“Beziehungsunfähig” – Meint ihr das eigentlich im Ernst?

Wahrscheinlich ist es besser, wenn wir uns damit abfinden, dass wir beziehungsunfähig sind. Dass jede Beziehung endlich ist und uns nur für begrenzte Zeit Glück und Erfüllung bringt.

Somit besteht unser Liebesleben aus einer Aneinanderreihung von Beziehungen, die alle irgendwann ihr Haltbarkeitsdatum erreichen. Ein lebenslanges „Beziehungs-Hop-on-Hop-off“ – genauso wie bei den doppelstöckigen Touristenbussen springen wir auf eine Beziehung auf und sobald wir genug haben oder etwas Besseres sehen, springen wir wieder ab und wechseln den Bus.

Aus der Traum von der echten, bedingungslosen Liebe? Wenn man sich die vom Statistischen Bundesamt veröffentlichten Scheidungsraten der letzten Jahre vor Augen hält, ist eigentlich eine kleine Aufwärtstendenz zu erkennen: Im Jahr 2015 wurden deutschlandweit 163 335 Ehen geschieden, also 1,7 % weniger als im Vorjahr. Auch die durchschnittliche Ehedauer soll sich von 11,5 Jahre (1990) auf 14,9 Jahre (2015) erhöht haben. Das sind die Zahlen. Wenn ich mich umschaue, sehe ich davon jedoch nicht viel. Insbesondere, wenn ich daran denke, wie „Liebe“ heutzutage interpretiert und gelebt wird: Friends-with-benefits, On-Off- oder reine Zweckbeziehungen scheinen die Beziehungsmodelle 4.0 zu sein. Von ewiger Liebe und Treue ist selten die Rede und wenn doch, werden sie als eine naive Wunschvorstellung belächelt.

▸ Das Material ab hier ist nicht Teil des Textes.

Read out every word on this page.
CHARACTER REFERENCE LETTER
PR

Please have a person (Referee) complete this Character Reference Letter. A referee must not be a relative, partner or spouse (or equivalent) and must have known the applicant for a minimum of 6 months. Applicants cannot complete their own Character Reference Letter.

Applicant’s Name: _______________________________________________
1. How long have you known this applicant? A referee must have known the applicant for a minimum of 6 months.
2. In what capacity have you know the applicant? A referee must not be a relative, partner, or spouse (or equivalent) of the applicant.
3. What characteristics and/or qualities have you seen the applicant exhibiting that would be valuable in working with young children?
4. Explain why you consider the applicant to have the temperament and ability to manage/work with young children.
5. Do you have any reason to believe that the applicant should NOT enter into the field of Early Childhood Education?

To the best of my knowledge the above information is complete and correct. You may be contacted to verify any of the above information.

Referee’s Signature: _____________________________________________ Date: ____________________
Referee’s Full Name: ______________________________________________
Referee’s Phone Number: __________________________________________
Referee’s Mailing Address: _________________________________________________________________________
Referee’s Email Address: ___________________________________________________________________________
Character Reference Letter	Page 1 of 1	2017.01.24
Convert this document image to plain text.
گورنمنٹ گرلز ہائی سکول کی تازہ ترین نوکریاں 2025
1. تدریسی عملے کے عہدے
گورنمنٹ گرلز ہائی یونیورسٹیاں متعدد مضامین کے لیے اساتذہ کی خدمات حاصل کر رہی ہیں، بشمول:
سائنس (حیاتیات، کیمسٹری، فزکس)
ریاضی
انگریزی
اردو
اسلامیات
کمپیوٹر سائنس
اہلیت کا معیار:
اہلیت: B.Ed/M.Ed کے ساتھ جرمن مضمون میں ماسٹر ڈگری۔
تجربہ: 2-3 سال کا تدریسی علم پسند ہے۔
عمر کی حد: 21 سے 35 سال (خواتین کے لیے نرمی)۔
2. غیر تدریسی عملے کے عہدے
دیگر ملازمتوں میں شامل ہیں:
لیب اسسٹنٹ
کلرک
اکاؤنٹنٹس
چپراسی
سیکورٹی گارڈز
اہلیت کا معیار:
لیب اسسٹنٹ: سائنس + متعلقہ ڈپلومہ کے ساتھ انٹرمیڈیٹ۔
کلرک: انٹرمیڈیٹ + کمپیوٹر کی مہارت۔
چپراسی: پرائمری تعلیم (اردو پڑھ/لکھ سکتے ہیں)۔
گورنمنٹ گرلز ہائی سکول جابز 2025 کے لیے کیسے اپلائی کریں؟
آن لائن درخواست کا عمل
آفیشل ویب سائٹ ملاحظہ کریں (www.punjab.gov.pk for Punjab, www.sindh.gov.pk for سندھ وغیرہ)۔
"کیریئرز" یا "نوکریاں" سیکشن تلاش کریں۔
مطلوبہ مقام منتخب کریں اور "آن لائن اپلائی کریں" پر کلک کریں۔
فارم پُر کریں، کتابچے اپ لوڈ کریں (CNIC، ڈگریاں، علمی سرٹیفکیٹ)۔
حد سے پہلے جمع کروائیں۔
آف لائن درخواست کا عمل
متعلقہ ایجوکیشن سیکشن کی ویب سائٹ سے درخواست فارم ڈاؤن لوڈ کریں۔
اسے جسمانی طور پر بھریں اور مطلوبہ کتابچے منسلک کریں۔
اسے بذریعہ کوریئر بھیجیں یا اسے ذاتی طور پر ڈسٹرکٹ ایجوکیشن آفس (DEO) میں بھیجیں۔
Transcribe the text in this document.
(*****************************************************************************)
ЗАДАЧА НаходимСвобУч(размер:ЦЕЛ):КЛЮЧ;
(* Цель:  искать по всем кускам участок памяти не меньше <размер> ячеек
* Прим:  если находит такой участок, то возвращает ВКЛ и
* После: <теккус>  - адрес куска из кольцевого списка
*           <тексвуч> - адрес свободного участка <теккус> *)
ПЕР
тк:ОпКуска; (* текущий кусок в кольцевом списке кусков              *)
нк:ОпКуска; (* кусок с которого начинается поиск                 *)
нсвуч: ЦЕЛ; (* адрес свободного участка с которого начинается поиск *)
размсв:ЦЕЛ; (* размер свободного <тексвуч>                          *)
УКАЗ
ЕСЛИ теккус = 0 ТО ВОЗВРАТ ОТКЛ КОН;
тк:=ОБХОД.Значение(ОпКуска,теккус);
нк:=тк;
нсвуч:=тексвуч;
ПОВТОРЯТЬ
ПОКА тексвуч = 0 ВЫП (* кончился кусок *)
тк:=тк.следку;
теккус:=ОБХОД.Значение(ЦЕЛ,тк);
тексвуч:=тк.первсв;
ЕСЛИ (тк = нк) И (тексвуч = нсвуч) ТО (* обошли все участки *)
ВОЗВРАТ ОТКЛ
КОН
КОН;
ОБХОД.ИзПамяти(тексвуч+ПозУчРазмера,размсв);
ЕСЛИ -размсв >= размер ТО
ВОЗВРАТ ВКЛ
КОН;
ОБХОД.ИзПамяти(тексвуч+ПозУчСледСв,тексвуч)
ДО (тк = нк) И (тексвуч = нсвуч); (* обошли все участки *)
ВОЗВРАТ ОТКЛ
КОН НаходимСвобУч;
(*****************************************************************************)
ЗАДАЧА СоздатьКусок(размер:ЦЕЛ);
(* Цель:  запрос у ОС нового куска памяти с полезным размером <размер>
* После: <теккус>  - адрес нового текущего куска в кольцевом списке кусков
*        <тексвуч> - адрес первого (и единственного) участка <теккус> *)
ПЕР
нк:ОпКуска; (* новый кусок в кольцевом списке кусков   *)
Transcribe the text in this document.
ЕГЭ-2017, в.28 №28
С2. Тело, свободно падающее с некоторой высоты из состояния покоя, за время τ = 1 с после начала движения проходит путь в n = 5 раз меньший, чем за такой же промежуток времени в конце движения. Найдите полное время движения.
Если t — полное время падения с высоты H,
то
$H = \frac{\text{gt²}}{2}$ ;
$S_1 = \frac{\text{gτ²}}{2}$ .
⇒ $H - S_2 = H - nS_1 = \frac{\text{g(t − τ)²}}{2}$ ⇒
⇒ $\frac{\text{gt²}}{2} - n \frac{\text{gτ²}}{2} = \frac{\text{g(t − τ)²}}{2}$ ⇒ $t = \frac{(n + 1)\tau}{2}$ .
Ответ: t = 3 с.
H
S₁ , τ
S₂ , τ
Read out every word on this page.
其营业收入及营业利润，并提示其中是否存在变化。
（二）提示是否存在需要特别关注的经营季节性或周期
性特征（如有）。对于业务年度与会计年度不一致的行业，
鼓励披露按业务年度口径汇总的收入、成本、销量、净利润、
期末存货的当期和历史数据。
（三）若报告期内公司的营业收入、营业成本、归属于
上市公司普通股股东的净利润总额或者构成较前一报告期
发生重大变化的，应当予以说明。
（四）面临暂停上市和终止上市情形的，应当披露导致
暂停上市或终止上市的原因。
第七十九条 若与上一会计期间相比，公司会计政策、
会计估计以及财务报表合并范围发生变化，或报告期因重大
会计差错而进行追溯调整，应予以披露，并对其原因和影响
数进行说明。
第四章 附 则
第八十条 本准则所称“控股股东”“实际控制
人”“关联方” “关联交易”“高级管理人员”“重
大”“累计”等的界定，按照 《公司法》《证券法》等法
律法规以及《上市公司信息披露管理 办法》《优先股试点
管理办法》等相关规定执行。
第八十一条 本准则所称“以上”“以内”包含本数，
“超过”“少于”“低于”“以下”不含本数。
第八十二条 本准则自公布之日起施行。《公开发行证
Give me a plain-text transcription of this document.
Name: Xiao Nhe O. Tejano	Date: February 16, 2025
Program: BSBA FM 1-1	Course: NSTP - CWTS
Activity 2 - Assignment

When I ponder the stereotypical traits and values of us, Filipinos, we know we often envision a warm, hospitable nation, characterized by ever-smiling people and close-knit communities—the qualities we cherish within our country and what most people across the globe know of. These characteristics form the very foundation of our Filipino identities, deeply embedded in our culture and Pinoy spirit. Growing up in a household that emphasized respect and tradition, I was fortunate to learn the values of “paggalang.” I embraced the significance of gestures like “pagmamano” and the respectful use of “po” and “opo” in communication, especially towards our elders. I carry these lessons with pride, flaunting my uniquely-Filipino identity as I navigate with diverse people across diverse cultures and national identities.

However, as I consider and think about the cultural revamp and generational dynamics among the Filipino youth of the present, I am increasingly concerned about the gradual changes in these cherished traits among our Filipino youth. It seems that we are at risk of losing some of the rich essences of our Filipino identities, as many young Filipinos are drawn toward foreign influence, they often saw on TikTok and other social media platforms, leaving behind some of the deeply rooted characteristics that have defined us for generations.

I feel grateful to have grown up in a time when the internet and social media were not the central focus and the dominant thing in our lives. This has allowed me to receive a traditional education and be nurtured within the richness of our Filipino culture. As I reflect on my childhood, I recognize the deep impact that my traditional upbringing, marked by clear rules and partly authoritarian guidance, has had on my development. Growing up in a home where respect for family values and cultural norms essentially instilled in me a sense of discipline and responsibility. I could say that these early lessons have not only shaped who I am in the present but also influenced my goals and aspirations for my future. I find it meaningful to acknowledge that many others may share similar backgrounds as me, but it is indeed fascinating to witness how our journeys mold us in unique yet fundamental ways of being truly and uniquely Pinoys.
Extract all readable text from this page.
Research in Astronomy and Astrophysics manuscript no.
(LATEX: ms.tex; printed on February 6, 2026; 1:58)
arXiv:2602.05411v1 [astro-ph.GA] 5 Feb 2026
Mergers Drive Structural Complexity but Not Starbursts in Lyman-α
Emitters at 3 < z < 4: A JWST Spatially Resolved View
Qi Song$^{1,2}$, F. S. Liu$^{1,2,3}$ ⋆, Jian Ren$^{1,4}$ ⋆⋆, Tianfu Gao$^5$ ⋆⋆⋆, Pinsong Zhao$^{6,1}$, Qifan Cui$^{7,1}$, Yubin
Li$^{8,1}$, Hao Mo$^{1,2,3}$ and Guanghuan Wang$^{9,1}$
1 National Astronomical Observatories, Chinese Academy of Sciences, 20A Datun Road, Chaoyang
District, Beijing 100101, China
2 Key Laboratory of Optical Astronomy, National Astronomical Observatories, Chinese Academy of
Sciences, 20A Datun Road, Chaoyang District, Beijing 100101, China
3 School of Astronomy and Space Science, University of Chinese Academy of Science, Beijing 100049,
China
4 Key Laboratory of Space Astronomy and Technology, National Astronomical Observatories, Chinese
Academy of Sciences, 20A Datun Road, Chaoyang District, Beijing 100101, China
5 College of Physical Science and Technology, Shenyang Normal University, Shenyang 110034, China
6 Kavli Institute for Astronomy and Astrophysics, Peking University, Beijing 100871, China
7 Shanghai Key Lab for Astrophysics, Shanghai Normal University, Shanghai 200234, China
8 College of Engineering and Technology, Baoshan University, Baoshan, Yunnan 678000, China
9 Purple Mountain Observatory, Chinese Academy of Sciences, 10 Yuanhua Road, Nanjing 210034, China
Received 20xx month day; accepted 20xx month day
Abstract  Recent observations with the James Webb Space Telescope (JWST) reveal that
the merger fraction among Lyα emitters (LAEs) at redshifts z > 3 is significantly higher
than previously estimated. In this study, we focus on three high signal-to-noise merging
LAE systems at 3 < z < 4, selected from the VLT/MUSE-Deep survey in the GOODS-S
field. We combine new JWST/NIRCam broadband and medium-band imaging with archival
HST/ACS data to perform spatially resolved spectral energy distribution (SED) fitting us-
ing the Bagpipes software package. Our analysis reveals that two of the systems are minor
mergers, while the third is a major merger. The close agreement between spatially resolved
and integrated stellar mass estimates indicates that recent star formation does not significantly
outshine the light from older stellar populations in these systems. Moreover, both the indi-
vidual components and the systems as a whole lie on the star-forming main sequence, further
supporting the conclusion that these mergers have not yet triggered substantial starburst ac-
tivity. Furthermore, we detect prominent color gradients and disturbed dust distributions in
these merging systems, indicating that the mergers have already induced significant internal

Wenn eine Selbst-Diagnose zur selbsterfüllenden Prophezeiung wird

Oder machen wir es uns mit der Diagnose „beziehungsunfähig“ viel zu einfach? Weil wir durch das Urteil gar nicht mehr beachten, wie es überhaupt dazu kommt? Es könnte doch durchaus sein, dass wir fähig sind, eine Beziehung zu führen, unser Problem aber darin liegt, unsere vorhandenen Beziehungskompetenzen richtig einzusetzen. Sodass wir über sie stolpern und letzten Endes immer wieder im Liebesdilemma stecken.